I’m debating on whether to start a new blog or not. My initial intentions for this blog are nowhere near where I thought they’d be. It was supposed to be about a healthier me. Both physically and mentally. If you’ve even paid attention to a fifth of the blog; you know damn well that’s not what it’s turned out to be. I started out right, then I delve into personal topics that might have gone deeper than intended. Sometimes I’d blog about current events or the people in my life but it’s never really gone anywhere. I wasn’t really expecting anything to happen or to aquire a following. Ultimately, I think that I was just hoping that someone was out there for me. Someone to listen. An overwhelmingly large population of people have a access to view this at any time of the day yet not a single person actually knows me. The real me. My parents, boyfriend, brothers, they know me but they don’t. I need to, I want to relate to people.

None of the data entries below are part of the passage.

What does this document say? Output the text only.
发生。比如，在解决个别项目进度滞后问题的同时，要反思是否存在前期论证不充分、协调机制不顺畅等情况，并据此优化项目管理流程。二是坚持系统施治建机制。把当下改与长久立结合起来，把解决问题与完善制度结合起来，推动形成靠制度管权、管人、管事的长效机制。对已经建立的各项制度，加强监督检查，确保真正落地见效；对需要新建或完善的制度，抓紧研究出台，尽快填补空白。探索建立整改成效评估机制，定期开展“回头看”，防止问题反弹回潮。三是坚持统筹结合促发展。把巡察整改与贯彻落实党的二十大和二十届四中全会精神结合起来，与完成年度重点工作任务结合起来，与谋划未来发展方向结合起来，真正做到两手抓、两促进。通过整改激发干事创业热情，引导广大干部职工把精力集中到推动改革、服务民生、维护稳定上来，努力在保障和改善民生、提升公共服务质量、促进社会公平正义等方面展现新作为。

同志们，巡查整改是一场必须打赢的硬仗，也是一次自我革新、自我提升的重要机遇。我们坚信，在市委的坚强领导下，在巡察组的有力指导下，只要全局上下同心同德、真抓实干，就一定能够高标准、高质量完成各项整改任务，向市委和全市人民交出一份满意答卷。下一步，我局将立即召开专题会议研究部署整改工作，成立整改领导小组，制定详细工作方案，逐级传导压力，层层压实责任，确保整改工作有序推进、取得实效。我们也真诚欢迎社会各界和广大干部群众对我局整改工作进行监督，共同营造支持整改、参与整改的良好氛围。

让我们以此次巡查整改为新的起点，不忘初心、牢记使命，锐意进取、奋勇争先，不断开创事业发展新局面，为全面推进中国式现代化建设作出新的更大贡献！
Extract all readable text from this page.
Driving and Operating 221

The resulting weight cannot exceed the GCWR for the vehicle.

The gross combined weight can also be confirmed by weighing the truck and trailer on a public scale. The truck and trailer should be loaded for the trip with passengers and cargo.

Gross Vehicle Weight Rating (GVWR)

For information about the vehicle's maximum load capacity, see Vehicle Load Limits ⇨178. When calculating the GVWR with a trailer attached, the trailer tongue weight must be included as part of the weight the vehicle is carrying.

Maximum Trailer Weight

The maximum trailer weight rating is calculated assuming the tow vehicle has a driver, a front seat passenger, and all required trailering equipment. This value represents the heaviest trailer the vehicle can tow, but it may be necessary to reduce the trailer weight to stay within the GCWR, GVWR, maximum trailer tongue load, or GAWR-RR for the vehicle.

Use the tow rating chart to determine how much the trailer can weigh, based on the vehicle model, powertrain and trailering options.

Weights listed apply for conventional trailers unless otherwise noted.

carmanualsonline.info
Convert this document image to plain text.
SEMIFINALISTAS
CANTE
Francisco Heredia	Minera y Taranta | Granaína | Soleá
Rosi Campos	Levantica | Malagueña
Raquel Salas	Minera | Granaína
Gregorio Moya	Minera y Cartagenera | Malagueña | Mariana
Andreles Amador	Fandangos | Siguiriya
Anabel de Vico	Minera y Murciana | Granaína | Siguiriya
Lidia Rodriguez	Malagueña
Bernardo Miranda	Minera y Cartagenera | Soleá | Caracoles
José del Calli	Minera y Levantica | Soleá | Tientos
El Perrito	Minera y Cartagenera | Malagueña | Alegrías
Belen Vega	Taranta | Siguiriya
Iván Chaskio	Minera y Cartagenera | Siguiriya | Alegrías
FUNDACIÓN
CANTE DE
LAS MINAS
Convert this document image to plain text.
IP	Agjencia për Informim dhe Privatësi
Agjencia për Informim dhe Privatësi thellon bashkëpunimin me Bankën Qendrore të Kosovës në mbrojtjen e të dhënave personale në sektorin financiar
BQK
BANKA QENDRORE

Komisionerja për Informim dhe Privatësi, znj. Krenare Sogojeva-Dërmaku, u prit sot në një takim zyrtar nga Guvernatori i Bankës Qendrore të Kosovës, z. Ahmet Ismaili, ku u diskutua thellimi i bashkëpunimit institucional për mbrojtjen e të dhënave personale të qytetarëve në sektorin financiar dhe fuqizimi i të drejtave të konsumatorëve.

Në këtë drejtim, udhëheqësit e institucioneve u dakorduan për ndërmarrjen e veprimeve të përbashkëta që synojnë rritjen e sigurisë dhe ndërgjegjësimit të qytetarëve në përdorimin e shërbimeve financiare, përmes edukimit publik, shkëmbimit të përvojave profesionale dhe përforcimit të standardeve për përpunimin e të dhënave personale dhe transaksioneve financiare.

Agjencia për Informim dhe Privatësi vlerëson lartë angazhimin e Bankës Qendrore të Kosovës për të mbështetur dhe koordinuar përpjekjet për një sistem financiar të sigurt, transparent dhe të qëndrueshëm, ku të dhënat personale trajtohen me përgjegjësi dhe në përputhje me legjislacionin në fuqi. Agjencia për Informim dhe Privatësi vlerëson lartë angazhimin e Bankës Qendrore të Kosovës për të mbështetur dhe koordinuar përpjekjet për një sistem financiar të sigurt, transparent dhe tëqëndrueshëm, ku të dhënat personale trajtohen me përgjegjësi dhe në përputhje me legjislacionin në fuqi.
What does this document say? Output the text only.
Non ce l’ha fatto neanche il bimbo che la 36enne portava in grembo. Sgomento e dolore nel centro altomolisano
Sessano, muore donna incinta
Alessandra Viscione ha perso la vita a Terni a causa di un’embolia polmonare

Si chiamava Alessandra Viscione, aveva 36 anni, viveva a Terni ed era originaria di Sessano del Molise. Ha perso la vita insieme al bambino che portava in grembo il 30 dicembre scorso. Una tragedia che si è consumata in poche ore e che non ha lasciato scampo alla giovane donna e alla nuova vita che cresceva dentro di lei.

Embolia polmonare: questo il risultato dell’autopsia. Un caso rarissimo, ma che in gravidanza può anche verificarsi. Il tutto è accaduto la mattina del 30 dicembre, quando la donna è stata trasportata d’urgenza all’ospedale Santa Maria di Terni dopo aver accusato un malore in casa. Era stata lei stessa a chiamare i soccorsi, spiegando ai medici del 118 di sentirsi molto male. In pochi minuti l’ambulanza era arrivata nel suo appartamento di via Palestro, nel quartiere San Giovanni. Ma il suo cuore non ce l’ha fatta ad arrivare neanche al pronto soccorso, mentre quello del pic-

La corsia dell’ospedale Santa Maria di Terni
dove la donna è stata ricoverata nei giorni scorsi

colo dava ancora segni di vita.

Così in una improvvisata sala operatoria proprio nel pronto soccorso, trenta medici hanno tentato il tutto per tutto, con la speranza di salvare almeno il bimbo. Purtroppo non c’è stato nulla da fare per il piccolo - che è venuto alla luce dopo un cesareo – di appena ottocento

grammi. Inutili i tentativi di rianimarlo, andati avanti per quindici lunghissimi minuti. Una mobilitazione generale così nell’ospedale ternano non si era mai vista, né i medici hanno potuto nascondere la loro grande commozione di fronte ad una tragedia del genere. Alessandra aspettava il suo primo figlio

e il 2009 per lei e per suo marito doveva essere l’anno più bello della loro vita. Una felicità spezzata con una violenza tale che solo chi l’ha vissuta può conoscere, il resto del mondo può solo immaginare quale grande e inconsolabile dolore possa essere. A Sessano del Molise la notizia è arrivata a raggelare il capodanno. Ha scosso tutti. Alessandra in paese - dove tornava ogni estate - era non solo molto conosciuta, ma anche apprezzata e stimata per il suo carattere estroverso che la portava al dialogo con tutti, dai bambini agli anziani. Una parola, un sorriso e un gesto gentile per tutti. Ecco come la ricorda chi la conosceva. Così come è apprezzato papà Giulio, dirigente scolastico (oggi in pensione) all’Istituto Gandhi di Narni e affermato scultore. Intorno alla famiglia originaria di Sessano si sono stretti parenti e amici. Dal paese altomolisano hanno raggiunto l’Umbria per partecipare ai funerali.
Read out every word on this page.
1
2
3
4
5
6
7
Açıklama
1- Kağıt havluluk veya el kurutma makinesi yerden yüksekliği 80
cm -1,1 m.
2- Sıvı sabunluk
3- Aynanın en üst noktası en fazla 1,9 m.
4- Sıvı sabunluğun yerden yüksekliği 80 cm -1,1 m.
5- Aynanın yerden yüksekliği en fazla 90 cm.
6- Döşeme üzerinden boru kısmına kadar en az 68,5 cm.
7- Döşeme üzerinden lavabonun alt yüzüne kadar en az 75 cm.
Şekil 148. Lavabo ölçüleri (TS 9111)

Obviously a huge chunk of this emptiness is my own fault. I chose not to be outgoingly social. I won’t get into that right now but what am I doing with this blog? I love to write but this isn’t a platform that I can expirment with my creativity. Or is it? There’s only really been a handful of posts over the last 2 years that actually hold any well written pieces.
You know, I think I will keep this one going. Maybe change the format or something but down the thin gravel road of life this might be able to be used as the evolution of someone that doesn’t have direction to be found. Or maybe I’ll start a new blog.